Criminalistas avaliam que machismo no poder judiciário deve inocentar Biel. Saiba mais! - Pop Brasil

ÚLTIMAS!

terça-feira, 14 de junho de 2016

Criminalistas avaliam que machismo no poder judiciário deve inocentar Biel. Saiba mais!

Foto: Reprodução / Divulgação


Advogados criminalistas ouvidos pela revista Veja indicaram ser improvável a condenação do funkeiro MC Biel pelo caso de assédio sexual a uma repórter do portal iG, cuja identidade é protegida por determinação policial.

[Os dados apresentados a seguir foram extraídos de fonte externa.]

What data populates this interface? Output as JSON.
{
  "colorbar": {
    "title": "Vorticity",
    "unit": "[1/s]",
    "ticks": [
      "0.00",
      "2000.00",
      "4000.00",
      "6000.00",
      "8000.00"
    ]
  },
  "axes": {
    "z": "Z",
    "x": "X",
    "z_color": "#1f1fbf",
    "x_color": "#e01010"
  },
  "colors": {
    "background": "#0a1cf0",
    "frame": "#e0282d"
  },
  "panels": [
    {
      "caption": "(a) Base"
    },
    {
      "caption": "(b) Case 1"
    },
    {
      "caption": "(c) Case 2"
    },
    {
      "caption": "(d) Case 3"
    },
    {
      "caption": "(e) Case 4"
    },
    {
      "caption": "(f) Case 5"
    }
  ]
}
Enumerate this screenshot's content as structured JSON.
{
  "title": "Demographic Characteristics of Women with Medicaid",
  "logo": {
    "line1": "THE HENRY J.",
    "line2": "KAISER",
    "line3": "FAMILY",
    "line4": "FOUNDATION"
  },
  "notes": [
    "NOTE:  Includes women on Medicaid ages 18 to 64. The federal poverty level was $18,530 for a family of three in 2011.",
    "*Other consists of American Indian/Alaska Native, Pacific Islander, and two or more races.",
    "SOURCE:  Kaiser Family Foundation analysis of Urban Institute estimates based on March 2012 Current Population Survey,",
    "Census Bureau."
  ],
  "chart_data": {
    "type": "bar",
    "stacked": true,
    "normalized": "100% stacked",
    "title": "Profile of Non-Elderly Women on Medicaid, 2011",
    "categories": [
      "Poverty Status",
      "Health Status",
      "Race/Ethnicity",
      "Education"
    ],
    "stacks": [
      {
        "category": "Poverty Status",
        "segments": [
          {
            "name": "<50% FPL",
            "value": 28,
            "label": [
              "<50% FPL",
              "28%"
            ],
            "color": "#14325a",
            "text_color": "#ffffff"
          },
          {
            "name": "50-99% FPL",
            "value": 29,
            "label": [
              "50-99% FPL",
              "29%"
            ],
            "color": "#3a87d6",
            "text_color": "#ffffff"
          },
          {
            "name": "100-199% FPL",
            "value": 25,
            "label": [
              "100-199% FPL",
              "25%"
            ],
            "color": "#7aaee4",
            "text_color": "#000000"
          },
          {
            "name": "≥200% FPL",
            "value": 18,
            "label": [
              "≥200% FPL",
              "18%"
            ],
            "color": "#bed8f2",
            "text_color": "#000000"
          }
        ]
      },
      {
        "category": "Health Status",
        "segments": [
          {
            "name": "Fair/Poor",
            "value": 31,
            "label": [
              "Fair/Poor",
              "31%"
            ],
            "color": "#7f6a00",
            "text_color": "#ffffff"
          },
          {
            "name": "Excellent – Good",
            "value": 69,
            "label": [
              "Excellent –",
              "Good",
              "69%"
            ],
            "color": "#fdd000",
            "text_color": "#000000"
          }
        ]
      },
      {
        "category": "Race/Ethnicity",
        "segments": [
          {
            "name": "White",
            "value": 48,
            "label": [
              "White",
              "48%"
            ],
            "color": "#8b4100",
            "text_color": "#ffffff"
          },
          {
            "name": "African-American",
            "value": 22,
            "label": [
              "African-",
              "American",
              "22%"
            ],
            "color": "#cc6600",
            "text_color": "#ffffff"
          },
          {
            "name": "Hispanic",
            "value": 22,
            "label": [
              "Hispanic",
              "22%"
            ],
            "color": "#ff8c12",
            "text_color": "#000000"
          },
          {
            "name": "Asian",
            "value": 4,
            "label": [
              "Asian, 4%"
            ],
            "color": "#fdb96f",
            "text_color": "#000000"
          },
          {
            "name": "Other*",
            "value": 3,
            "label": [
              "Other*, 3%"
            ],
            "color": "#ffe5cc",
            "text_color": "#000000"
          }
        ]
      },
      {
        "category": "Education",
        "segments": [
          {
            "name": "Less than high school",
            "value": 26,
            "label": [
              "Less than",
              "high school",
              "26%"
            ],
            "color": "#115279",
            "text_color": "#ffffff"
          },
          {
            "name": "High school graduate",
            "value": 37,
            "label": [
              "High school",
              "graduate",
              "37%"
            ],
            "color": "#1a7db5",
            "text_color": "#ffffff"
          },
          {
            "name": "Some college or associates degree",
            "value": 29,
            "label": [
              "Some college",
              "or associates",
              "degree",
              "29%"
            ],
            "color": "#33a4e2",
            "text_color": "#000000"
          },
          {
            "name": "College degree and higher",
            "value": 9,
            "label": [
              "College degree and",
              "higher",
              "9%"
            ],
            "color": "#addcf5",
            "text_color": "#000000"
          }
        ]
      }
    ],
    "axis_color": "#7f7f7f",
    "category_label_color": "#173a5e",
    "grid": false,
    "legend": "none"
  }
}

Segundo a publicação, que consultou três advogados, o artigo 216-A do Código Penal Brasileiro, que prevê o crime de assédio sexual, afirma que, para que o crime exista, é preciso uma hierarquia ou ascendência relativa a uma relação profissional. Apenas há assédio sexual quando os envolvidos estão uma em situação de subordinação, com riscos iminentes para a vítima.

A repórter que denunciou a prática do artista estava exercendo seu trabalho, o cantor, porém, não é seu superior hierárquico e, portanto, pode ser inocentado. De acordo com o artigo 216-A, a definição do crime é: "Constranger alguém com o intuito de obter vantagem ou favorecimento sexual, prevalecendo-se o agente de sua condição de superior hierárquico ou ascendência inerentes ao exercício de emprego, cargo ou função".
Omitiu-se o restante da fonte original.